Dados que comprovam o mau
desempenho do estudante brasileiro nas áreas de ciências podem ser
facilmente encontrados em exames internacionais e nacionais, como o
Programa Internacional de Avaliação dos Estudantes (PISA) e o Exame
Nacional do Ensino Médio (ENEM), respectivamente, que mostram a carência
de uma formação sólida dos brasileiros na área. Os dois sistemas de
avaliação são categóricos ao afirmar que a formação não se dá somente na
sala de aula, mas também em espaços não formais de ensino.
Outra pesquisa, sobre Percepção
Pública da Ciência e Tecnologia na Bahia, encomendada ao Datafolha pela
Academia de Ciências da Bahia, realizada com 404 pessoas, revela que a
visita à museus e exposições não são hábitos frequentes registrados
pelos baianos. A busca por informações sobre a temática está concentrada
em programas e documentários na televisão, seguido de Internet, jornais
e conversa entre amigos. A pesquisa do Datafolha conclui que há
interesse por C&T na Bahia, porém existem dificuldades para obtenção
de informações sobre o assunto, seja pela falta de preparo na escola ou
pela falta de interesse sobre o tema na mídia geral.
HISTÓRIA
Inaugurado em 1979, durante o
governo de Roberto Santos, o Museu de Ciência e Tecnologia da Bahia
(MC&T) abriu um espaço para que a população baiana pudesse conhecer
as peculiaridades da ciência por meio de equipamentos e experiências. Ao
longo desses anos o museu vem sendo esvaziado, de forma que também
esteve fechado por anos e foi reaberto somente em 1997. Xadrez gigante,
canoa, esqueletos, armários e outros equipamentos se encontram
amontoados no centro do salão. Já os aparelhos para experimentos de
eletricidade e química estão em uma sala a parte ensacados a espera do
transporte. A falta de engajamento dos líderes durante as mudanças
políticas, trocas de cargos nas secretarias e questões relacionadas com
prioridade e vontade política para sua manutenção e funcionamento são
apontados como grande fator para o sucateamento de um equipamento
histórico de memória do primeiro Museu de C&T da América Latina.

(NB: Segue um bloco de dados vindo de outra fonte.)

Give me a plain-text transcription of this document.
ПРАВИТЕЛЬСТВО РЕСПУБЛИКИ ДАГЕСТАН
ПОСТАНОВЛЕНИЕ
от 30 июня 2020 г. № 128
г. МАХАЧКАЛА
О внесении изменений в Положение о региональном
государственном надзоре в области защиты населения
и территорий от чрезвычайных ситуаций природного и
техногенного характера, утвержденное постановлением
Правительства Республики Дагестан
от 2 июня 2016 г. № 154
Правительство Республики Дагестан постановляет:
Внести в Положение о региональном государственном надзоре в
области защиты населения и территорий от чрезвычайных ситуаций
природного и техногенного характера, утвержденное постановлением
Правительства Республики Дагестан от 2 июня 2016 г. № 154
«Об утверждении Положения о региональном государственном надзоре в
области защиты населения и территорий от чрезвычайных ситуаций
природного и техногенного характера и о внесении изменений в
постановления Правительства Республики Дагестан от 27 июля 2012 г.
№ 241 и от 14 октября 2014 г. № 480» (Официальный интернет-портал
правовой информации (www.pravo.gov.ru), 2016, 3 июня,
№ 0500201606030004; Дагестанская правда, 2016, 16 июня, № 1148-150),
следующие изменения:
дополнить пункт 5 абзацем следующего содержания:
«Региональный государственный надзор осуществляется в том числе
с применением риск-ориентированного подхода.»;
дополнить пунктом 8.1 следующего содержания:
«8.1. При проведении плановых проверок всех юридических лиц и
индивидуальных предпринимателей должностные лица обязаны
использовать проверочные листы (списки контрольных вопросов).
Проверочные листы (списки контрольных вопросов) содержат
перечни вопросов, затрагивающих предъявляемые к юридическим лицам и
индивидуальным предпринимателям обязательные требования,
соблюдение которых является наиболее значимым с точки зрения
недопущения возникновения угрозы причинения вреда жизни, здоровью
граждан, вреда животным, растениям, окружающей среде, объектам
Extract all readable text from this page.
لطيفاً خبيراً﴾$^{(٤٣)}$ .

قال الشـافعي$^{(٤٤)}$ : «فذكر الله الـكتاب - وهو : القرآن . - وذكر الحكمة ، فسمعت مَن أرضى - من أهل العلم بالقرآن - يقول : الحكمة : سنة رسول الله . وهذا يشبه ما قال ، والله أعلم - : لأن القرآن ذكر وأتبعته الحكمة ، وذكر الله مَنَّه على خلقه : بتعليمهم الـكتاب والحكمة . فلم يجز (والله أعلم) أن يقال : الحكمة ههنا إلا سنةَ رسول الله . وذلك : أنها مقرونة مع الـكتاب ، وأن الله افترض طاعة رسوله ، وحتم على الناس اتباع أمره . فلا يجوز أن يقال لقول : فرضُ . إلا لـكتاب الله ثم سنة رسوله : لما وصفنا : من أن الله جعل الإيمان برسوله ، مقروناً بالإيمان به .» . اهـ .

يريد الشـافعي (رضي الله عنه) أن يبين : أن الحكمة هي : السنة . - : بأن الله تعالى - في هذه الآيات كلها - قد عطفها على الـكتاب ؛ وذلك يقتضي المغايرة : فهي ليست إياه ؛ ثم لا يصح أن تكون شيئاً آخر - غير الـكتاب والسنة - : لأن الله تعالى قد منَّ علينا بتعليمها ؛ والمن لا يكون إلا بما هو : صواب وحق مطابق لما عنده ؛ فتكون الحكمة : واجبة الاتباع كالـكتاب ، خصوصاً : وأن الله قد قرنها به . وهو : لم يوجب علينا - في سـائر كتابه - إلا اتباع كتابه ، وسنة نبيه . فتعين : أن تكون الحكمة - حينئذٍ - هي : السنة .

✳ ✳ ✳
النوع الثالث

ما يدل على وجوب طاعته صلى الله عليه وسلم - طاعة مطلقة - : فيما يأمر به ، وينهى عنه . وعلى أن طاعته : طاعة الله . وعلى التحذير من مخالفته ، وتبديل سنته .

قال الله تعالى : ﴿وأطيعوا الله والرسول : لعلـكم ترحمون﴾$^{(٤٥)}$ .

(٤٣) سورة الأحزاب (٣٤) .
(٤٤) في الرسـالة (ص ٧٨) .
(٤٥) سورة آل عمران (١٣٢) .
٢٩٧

Ex-governador Roberto Santos foi
idealizador do projeto na Bahia. Para ele, a sociedade baiana viviam um
moemnto de efervecência, saindo de uma sociedade agrária para industrial
e precisava de um campo de especialização na área. “Além de ser um
museu educativo, também se dedicaria a atividade e desenvolvimetno
cientifico e tecnologico, que também servisse de base de inovação para a
industria petroquimica”. Segundo o professor de medicina aposentado da
UFBA, um dos parceiros foi o Conselho Britânico, enquanto a Inglaterra
vivia uma época de riqueza econômica muito grande e criou esse conselho
para investir em países em desenvolviemento. Para isso, trouxe um dos
diretores do museu de C&T de Londres para concepção e implantação
dessa forma didática e agradável de aprender coisas acerca da ciência e
tecnologia aqui na Bahia.
Ex-diretor do museu e professor
aposentado de física da UFBA Fernando Santana foi um dos especialistas
enviados à Londres na década de 1970 para aprender no Museu de C&T
britânico como formas um campo de divulgação científica de forma lúdica.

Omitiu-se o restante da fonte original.